One of the exercises involves stomach crunches. With one hand below Dinesh’s shoulders and one resting lightly on his stomach, Binder instructs him: “Your lower back stays on the floor. Look after the diagonal. Breathe out when you go up.”
When she is satisfied that he is doing it right, she blithely tells him to “do a hundred”. She explains that people do crunches every day, but if they don’t do it right, they could really hurt themselves.
The last 15 minutes of the session are spent on relaxation exercises.
“Squeeze your muscles, then relax them. Tension, relaxation, tension, relaxation,” she intones. This is done for every muscle, from the forehead to the toes.

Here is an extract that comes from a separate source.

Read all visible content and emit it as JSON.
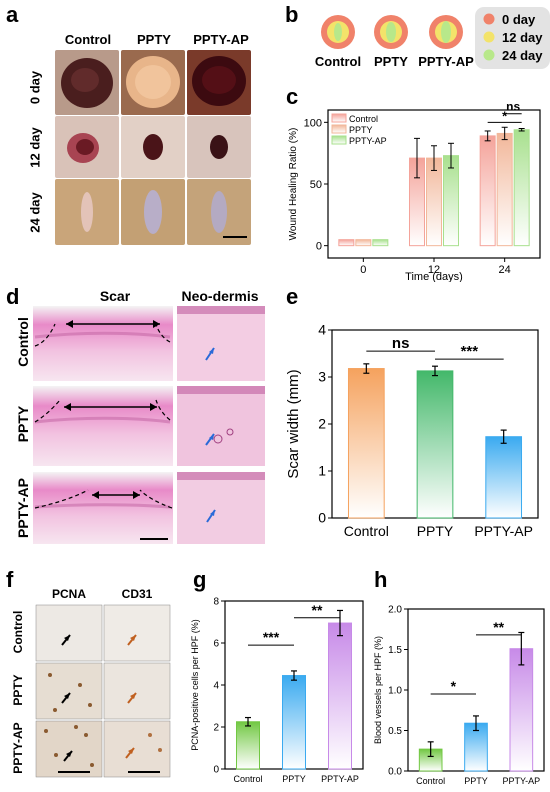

“People who are suffering back injuries need to do this. They need to know how to let go. If the tension goes away, the pain goes away as well.”
Binder tailors the exercise programme to suit people with different conditions and injuries, such as Dinesh.
She looks forward to building a network where related health professionals can work together to benefit patients with such injuries. “In Germany, I work hand-in-hand with the doctor, physiotherapist, orthopaedic surgeon, and even the insurance provider.”
She emphasises that this is not a gym where people have to come for the rest of their lives. “I want people to come ? until they get an idea of what they need to do at home.”
These static movement exercises can be done at home because no equipment is needed. Most of the techniques that Binder teaches are done on the floor, although she occasionally adds in exercises with a gymnastic ball or “terraband tubes” to tone the upper body muscles.
This programme is suitable for people of any age group, particularly the elderly who cannot do strenuous exercises.
Most importantly, she says, these exercises can help everyone build stronger muscles, develop good posture and move with greater flexibility.
“People have to do it right, build the habits right from the beginning.”